I have been trying to finetune the LJSpeech PWGAN model to my single speaker, but it refuses to sound better. The voice has indeed changed, but it’s gotten to a quality threshold where it sounds deeper, with some noise and isn’t improving. I have been training for 2 days now – the loss doesn’t really seem to be improving, only spiking around. First I tried with a batch size of 4 and then I tried a combination of 2 and distributed training, to cut the time.
For future reference for anyone struggling; I found that not using v3 of the PWG discriminator does the trick. I have been able to get it to sound much better in under one day, using v1 The config I use is this.
format: "hdf5"
clip_norm: true
do_trim_silence: true
frame_length_ms: 50
frame_shift_ms: 12.5
max_norm: 4
hop_length: 275
win_length: 1100
mel_fmax: 8000.0
mel_fmin: 0.0
min_level_db: -100
num_freq: 1025
num_mels: 80
preemphasis: 0.98
ref_level_db: 20
sample_rate: 22050
signal_norm: true
sound_norm: false
symmetric_norm: true
trim_db: 60
in_channels: 1 # Number of input channels.
out_channels: 1 # Number of output channels.
kernel_size: 3 # Kernel size of dilated convolution.
layers: 30 # Number of residual block layers.
stacks: 3 # Number of stacks i.e., dilation cycles.
residual_channels: 64 # Number of channels in residual conv.
gate_channels: 128 # Number of channels in gated conv.
skip_channels: 64 # Number of channels in skip conv.
aux_channels: 80 # Number of channels for auxiliary feature conv.
# Must be the same as num_mels.
aux_context_window: 2 # Context window size for auxiliary feature.
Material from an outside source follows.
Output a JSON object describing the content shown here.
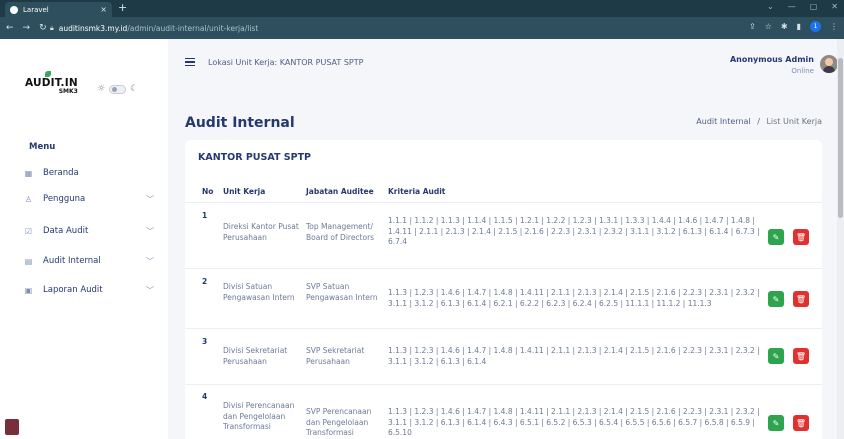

# If set to 2, previous 2 and future 2 frames will be considered.
dropout: 0.0 # Dropout rate. 0.0 means no dropout applied.
use_weight_norm: true # Whether to use weight norm.
# If set to true, it will be applied to all of the conv layers.
upsample_net: "ConvInUpsampleNetwork" # Upsampling network architecture.
upsample_params: # Upsampling network parameters.
- 5
- 5
- 11
in_channels: 1 # Number of input channels.
out_channels: 1 # Number of output channels.
kernel_size: 3 # Number of output channels.
layers: 10 # Number of conv layers.
conv_channels: 64 # Number of chnn layers.
bias: true # Whether to use bias parameter in conv.
use_weight_norm: true # Whether to use weight norm.
# If set to true, it will be applied to all of the conv layers.
nonlinear_activation: "LeakyReLU" # Nonlinear function after each conv.
nonlinear_activation_params: # Nonlinear function parameters
negative_slope: 0.2 # Alpha in LeakyReLU.
fft_sizes: [1024, 2048, 512] # List of FFT size for STFT-based loss.
hop_sizes: [120, 240, 50] # List of hop size for STFT-based loss
win_lengths: [600, 1200, 240] # List of window length for STFT-based loss.
window: "hann_window" # Window function for STFT-based loss
lambda_adv: 4.0 # Loss balancing coefficient.
batch_size: 1 # Batch size.
batch_max_steps: 28875 # Length of each audio in batch. Make sure dividable by hop_size.
pin_memory: true # Whether to pin memory in Pytorch DataLoader.
num_workers: 2 # Number of workers in Pytorch DataLoader.
remove_short_samples: true # Whether to remove samples the length of which are less than batch_max_steps.
allow_cache: true # Whether to allow cache in dataset. If true, it requires cpu memory.
lr: 0.0001 # Generator's learning rate.
eps: 1.0e-6 # Generator's epsilon.
weight_decay: 0.0 # Generator's weight decay coefficient.
step_size: 200000 # Generator's scheduler step size.
gamma: 0.5 # Generator's scheduler gamma.
# At each step size, lr will be multiplied by this parameter.
generator_grad_norm: 10 # Generator's gradient norm.
lr: 0.00005 # Discriminator's learning rate.
eps: 1.0e-6 # Discriminator's epsilon.
weight_decay: 0.0 # Discriminator's weight decay coefficient.
step_size: 200000 # Discriminator's scheduler step size.
gamma: 0.5 # Discriminator's scheduler gamma.
# At each step size, lr will be multiplied by this parameter.
discriminator_grad_norm: 1 # Discriminator's gradient norm.
discriminator_train_start_steps: 100000 # Number of steps to start to train discriminator.
train_max_steps: 400000 # Number of training steps.
save_interval_steps: 5000 # Interval steps to save checkpoint.
eval_interval_steps: 1000 # Interval steps to evaluate the network.
log_interval_steps: 100 # Interval steps to record the training log.
num_save_intermediate_results: 4 # Number of results to be saved as intermediate results.
It is a mix of an original config and @erogol’s tts configs found on the fork.
I am training on a private speaker and will let it train until it reaches the full 400k mark and then decide if I go with 1000k. My goal is that, if this works, I want to train a LibriTTS universal vocoder on 22050Hz and release it here. We will see how it goes
@georroussos can you please point me to the specific commit in mozilla/TTS repo for v1 of PWG discriminator.
I am not able to locate what you referred here.
Hi, I got it from the original repo, but it is a hassle to edit it to fit the mozilla fork, so I would instead train using the integrated vocoder module.